Donald Borror, recent ARAD graduate and 2015 Management Fellow at Dunch Arts, LLC, ponders the following research questions about unionized dance companies’ impact on a dancer’s career in his masters thesis:
Many dancers believe that unionized dance companies will provide them with the most consistent work and contractual safeguards to support their pursuit of such a challenging artistic career. How do the administrative structures and procedures of these “dream companies” facilitate or frustrate the optimization of dancers’ creative capacities? How do Company Managers navigate the complex protocols of union contracts in relation to the needs of both performers and organizational leaders? How do dance professionals envision the evolution of labor relations within this sector?

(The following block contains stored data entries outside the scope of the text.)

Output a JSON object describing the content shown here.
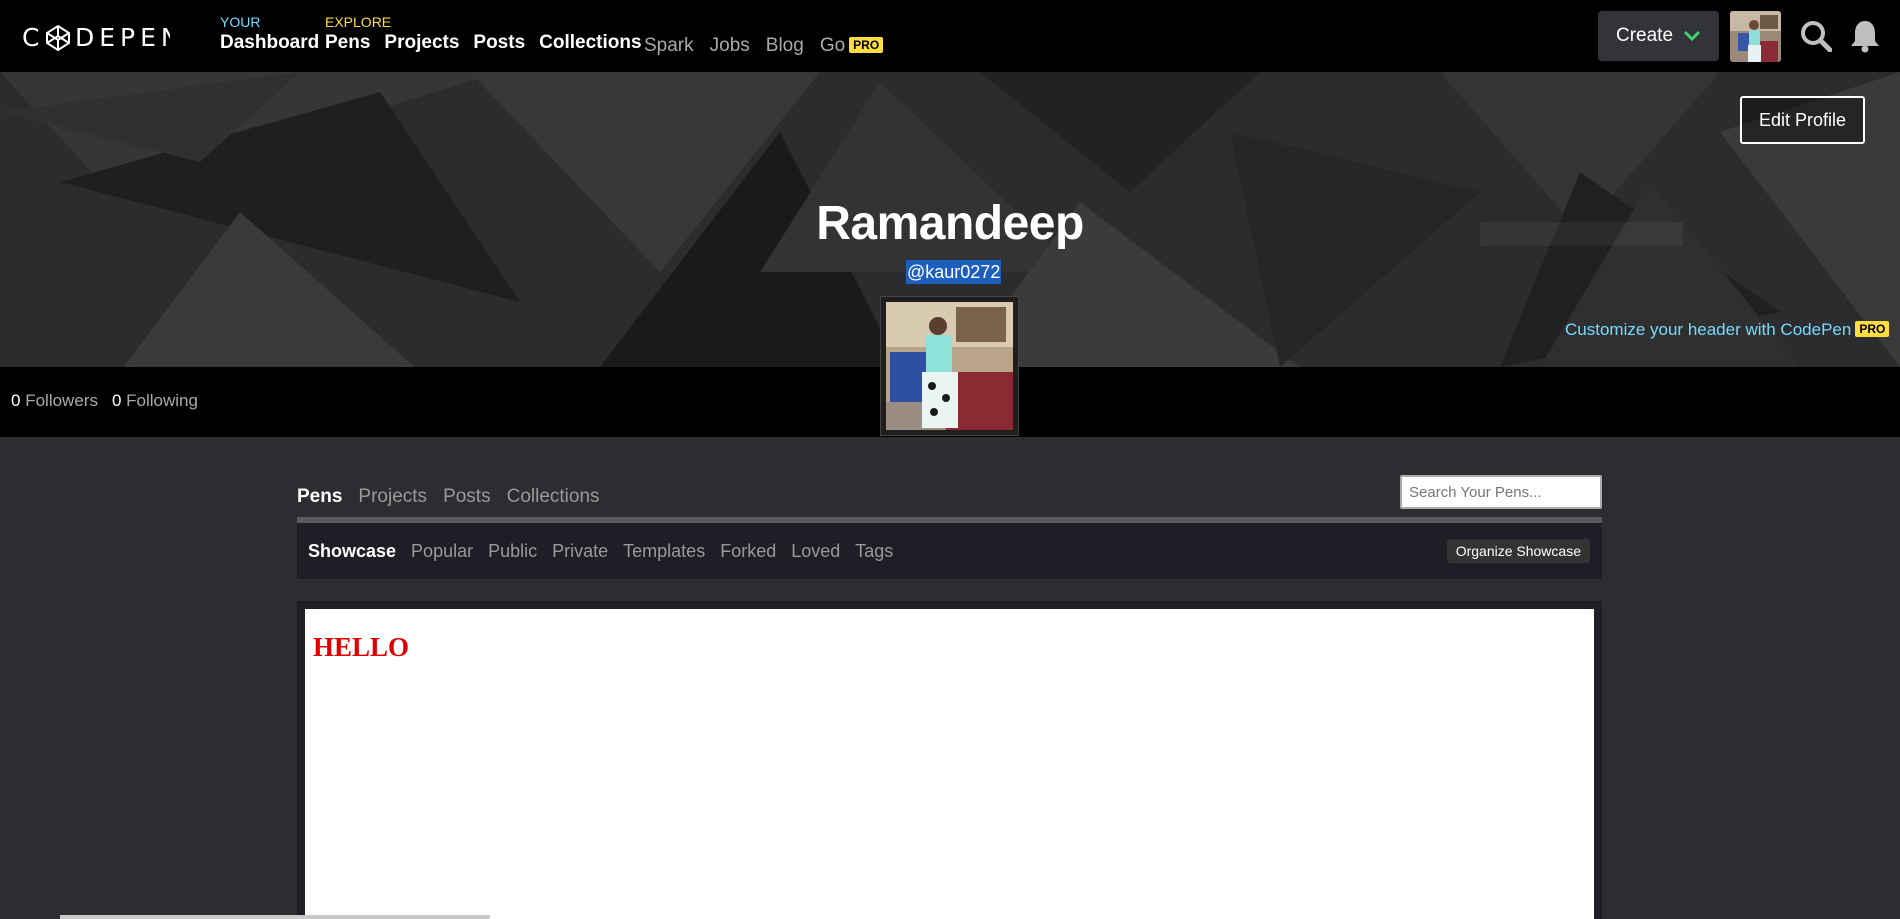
{
  "topnav": {
    "logo_text": "CODEPEN",
    "your_label": "YOUR",
    "dashboard": "Dashboard",
    "explore_label": "EXPLORE",
    "explore_links": [
      "Pens",
      "Projects",
      "Posts",
      "Collections"
    ],
    "minor_links": [
      "Spark",
      "Jobs",
      "Blog",
      "Go"
    ],
    "go_badge": "PRO",
    "create_label": "Create",
    "accent_colors": {
      "your": "#76daff",
      "explore": "#ffdd40",
      "create_chevron": "#47cf73"
    }
  },
  "profile": {
    "name": "Ramandeep",
    "handle": "@kaur0272",
    "edit_profile": "Edit Profile",
    "customize_text": "Customize your header with CodePen",
    "customize_badge": "PRO",
    "followers_count": "0",
    "followers_label": "Followers",
    "following_count": "0",
    "following_label": "Following"
  },
  "content": {
    "tabs": [
      "Pens",
      "Projects",
      "Posts",
      "Collections"
    ],
    "active_tab": "Pens",
    "search_placeholder": "Search Your Pens...",
    "subtabs": [
      "Showcase",
      "Popular",
      "Public",
      "Private",
      "Templates",
      "Forked",
      "Loved",
      "Tags"
    ],
    "active_subtab": "Showcase",
    "organize_button": "Organize Showcase",
    "pen_preview_text": "HELLO"
  }
}
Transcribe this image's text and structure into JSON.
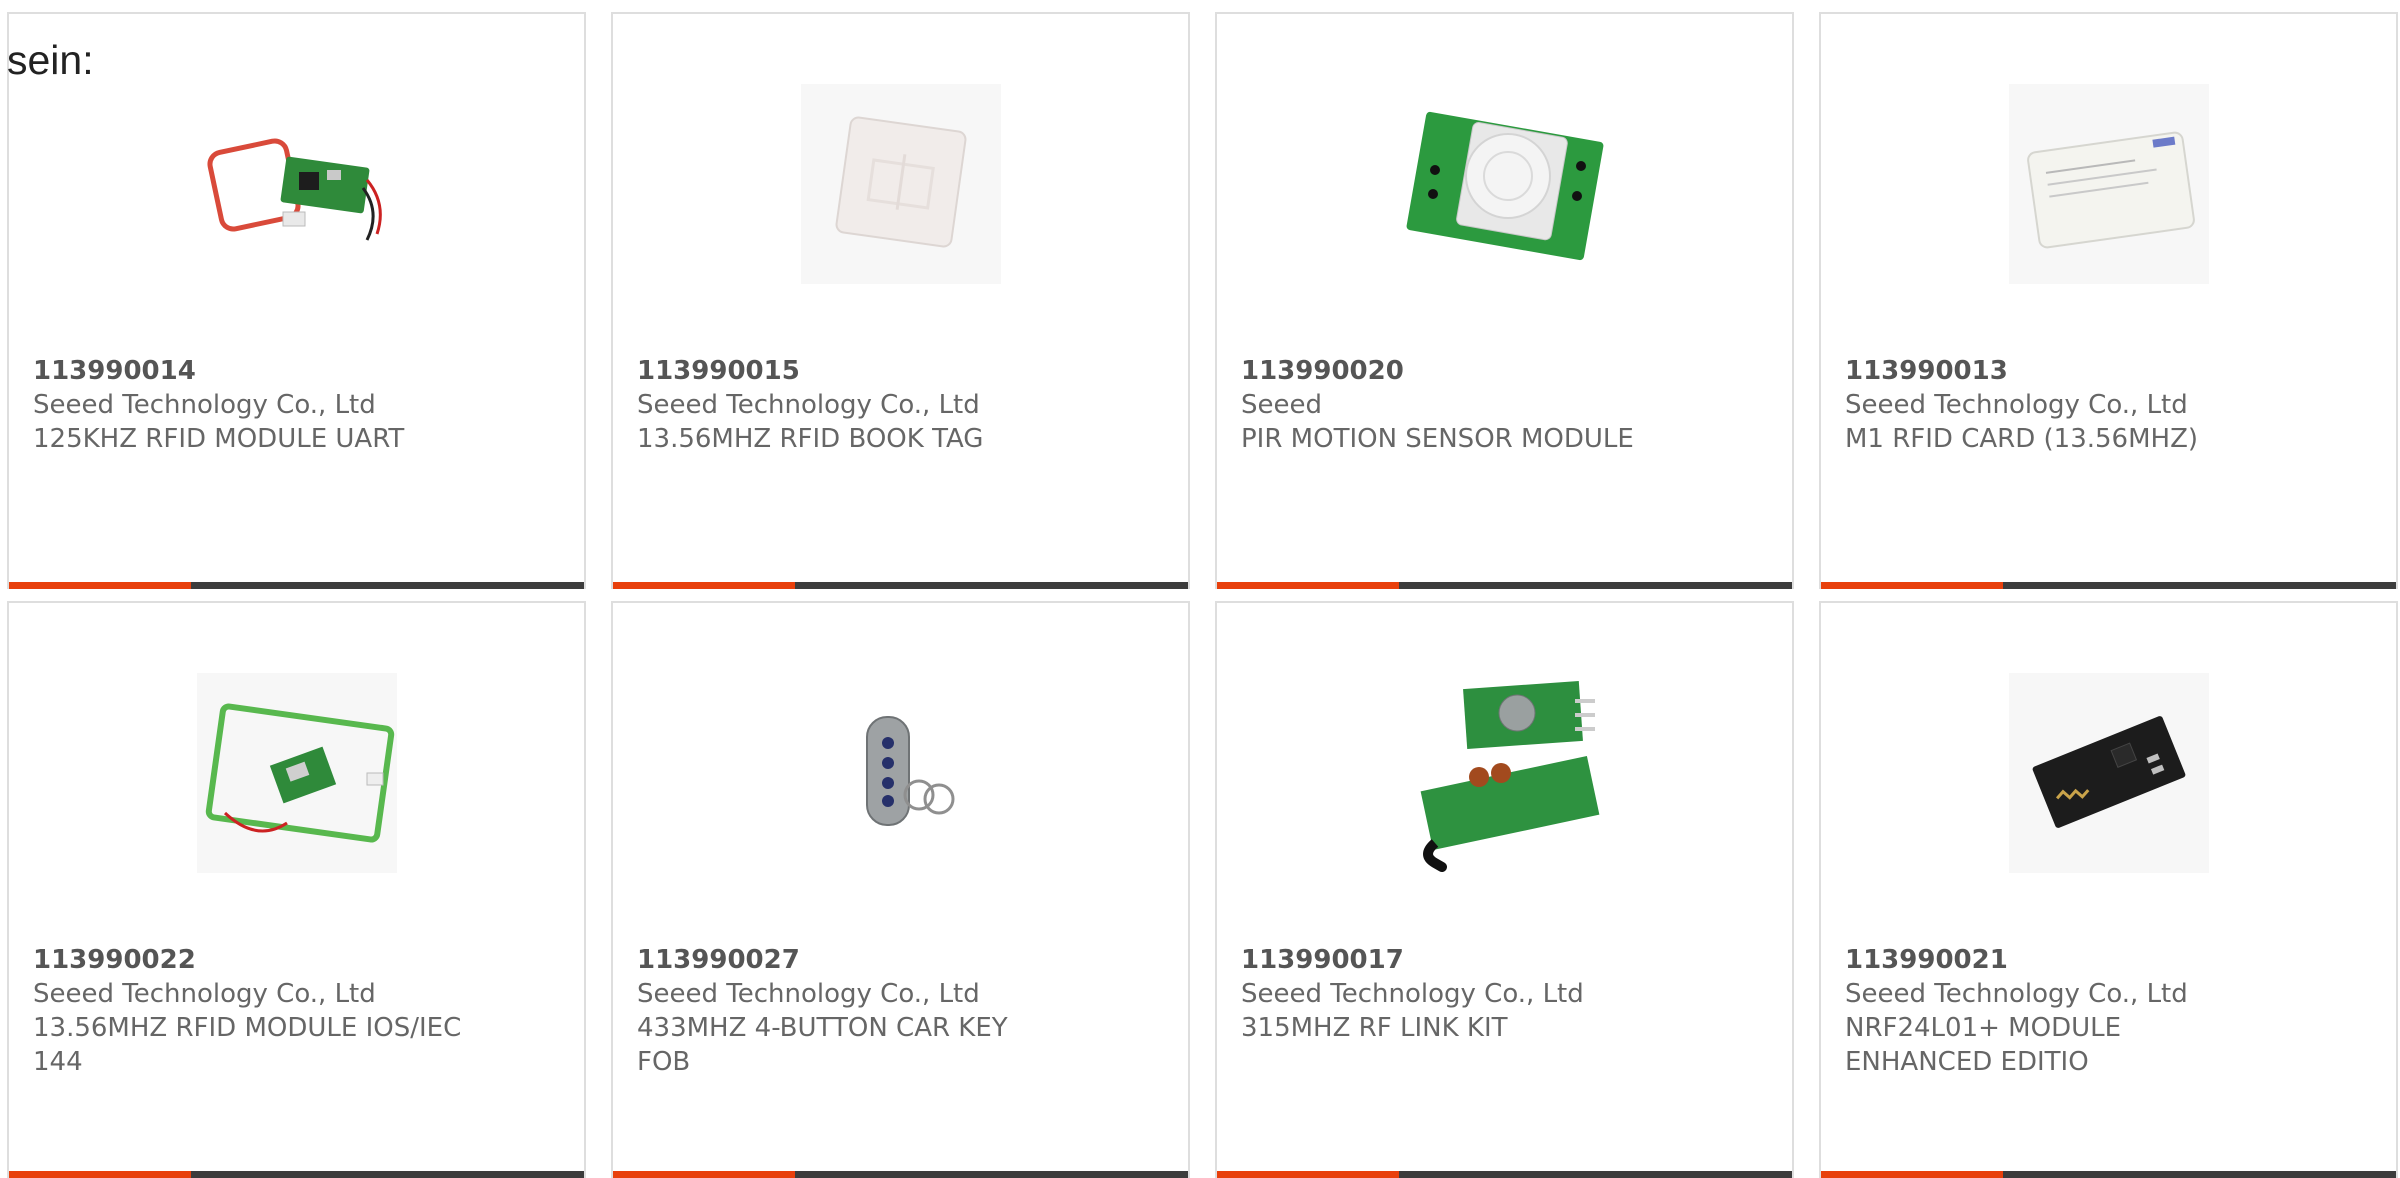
{
  "intro_text": "sein:",
  "colors": {
    "accent": "#e8400c",
    "bar": "#3c3c3c",
    "text": "#666666",
    "border": "#dedede"
  },
  "products": [
    {
      "part_number": "113990014",
      "manufacturer": "Seeed Technology Co., Ltd",
      "description": "125KHZ RFID MODULE UART",
      "icon": "rfid-module-image"
    },
    {
      "part_number": "113990015",
      "manufacturer": "Seeed Technology Co., Ltd",
      "description": "13.56MHZ RFID BOOK TAG",
      "icon": "rfid-tag-image"
    },
    {
      "part_number": "113990020",
      "manufacturer": "Seeed",
      "description": "PIR MOTION SENSOR MODULE",
      "icon": "pir-sensor-image"
    },
    {
      "part_number": "113990013",
      "manufacturer": "Seeed Technology Co., Ltd",
      "description": "M1 RFID CARD (13.56MHZ)",
      "icon": "rfid-card-image"
    },
    {
      "part_number": "113990022",
      "manufacturer": "Seeed Technology Co., Ltd",
      "description": "13.56MHZ RFID MODULE IOS/IEC 144",
      "icon": "rfid-module-image"
    },
    {
      "part_number": "113990027",
      "manufacturer": "Seeed Technology Co., Ltd",
      "description": "433MHZ 4-BUTTON CAR KEY FOB",
      "icon": "key-fob-image"
    },
    {
      "part_number": "113990017",
      "manufacturer": "Seeed Technology Co., Ltd",
      "description": "315MHZ RF LINK KIT",
      "icon": "rf-link-kit-image"
    },
    {
      "part_number": "113990021",
      "manufacturer": "Seeed Technology Co., Ltd",
      "description": "NRF24L01+ MODULE ENHANCED EDITIO",
      "icon": "nrf-module-image"
    }
  ]
}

Abstract: This research examines the administrative structures of large unionized dance organizations and their ability to provide support for their dancers. As the challenging professional field of dance continues to raise the barrier for new entrants, this paper assesses the protocols and processes of industry leaders to evaluate if they indeed provide an environment for dancers to thrive. In conversation with company managers from five major unionized companies, the administrative structures and internal dynamics of these organizations are analyzed to assess their ability to provide support for their dancers. Identifying the professional goals of a dancer and the deep entanglement of their professional and personal lives helps guide the organization of support structures within the dance company environment. Looking at the current state of support provided by the American Guild of Musical Artists (AGMA), the professional dancer’s union, not all challenges faced by professional dancers are met with sufficient support. Two main types of support emerge, procedural guidelines and general employee benefits, which are both heavily dependent on the company’s ability to fund. Additionally, organizational transition, internal company culture, and personalities all have an impact on the way that needs of the dancers are met. Informal protocols, such as an acute awareness to communication, seem to provide the most constructive way for dealing with AGMA guidelines. While the question remains if these guidelines produce a higher quality of performance from the artist, AGMA establishes an environment committed to addressing the challenges faced by professional dancers.